Reputation: 143
I have a dataset that has different attributes. One of these attributes is temperature. My temperature range is from about -30 to about 30 degrees. I want to do a machine learning study and I wanted to group the temperature into different groups. On a principle: below -30: 0, -30 to -10: 1 and so on. I wrote the code below, but it doesn't work the way I want it to. The data type is: int32, I converted it with float64.
dane = [treningowy_df]
for zbior in dane:
zbior['temperatura'] = zbior['temperatura'].astype(int)
zbior.loc[ zbior['temperatura'] <= -30, 'temperatura'] = 0
zbior.loc[(zbior['temperatura'] > -30) & (zbior['temperatura'] <= -10), 'temperatura'] = 1
zbior.loc[(zbior['temperatura'] > -10) & (zbior['temperatura'] <= 0), 'temperatura'] = 2
zbior.loc[(zbior['temperatura'] > 0) & (zbior['temperatura'] <= 10), 'temperatura'] = 3
zbior.loc[(zbior['temperatura'] > 10) & (zbior['temperatura'] <= 20), 'temperatura'] = 4
zbior.loc[(zbior['temperatura'] > 20) & (zbior['temperatura'] <= 30), 'temperatura'] = 5
zbior.loc[ zbior['temperatura'] > 30, 'temperatura'] = 6
For example: before the code is executed, record 1 has a temperature: -3, and after the code is applied, record 1 has a temperature: 3. why?

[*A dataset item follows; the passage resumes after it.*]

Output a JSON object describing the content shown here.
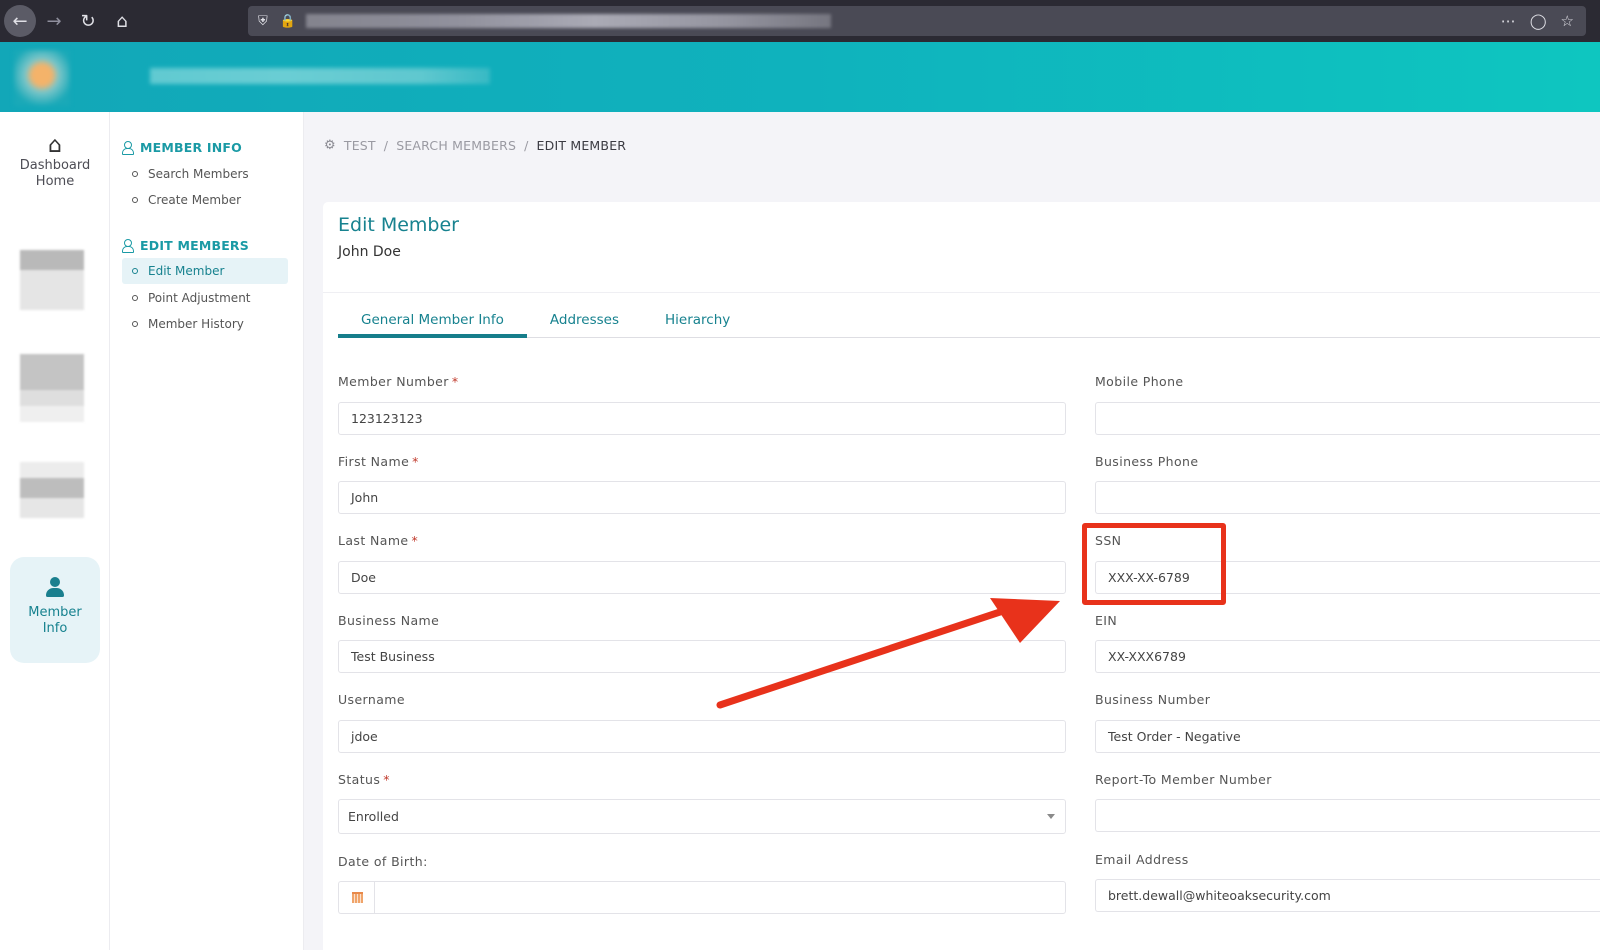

A record with a temperature before a change: 22 after the change: 5, i.e. the assignment was executed correctly.
Upvotes: 1
Views: 81
Reputation: 488
it looks like you're manipulating a dataframe. have you tried using the apply function?
Personally I would go about this as such (in fact, with a new column).
1. Write a function to process the value
def _check_temperature_range(x):
if x <= -30:
return 0
elif x <= -10:
return 1
# so on and so forth...
2. Apply the function onto the column of the dataframe
df[new_column] = df[column].apply(lambda x: _check_temperature_range(x))
The results should then be reflected in the new_column
or old column should you use back the same column
Upvotes: 4
Reputation: 5088
If zbior is a pandas.DataFrame, you can use the map function
def my_func(x):
if x <= -30:
return 0
elif x <= -10:
return 1
elif x <= 0:
return 2
elif x <= 10:
return 3
elif x <= 20:
return 4
elif x <= 30:
return 5
else:
return 6
zbior.temperatura=zbior.temperatura.map(my_func)
Upvotes: 2
Reputation: 2858
I believe it has to do with the sequence of your code.
A record with temperature -3, gets assigned as 2 -
zbior.loc[(zbior['temperatura'] > -10) & (zbior['temperatura'] <= 0), 'temperatura'] = 2
Then in the next line, it is found again as being between 0 and 10, and so assigned again as 3 -
zbior.loc[(zbior['temperatura'] > 0) & (zbior['temperatura'] <= 10), 'temperatura'] = 3
One solution is to assign a number that doesn't make you "jump" a category.
So, for -3, I'd assign 0 so it sticks around.
After that you can do another pass, and change to the actual numbers you wanted, eg 0->3 etc.
Upvotes: 2
Reputation: 31
I think your code is applying multiple times on the same row. With you're exemple with the first line : temp = -3 gives 2 but then temp = 2 gives 3
So I recommend to create a new column in your dataframe
Upvotes: 2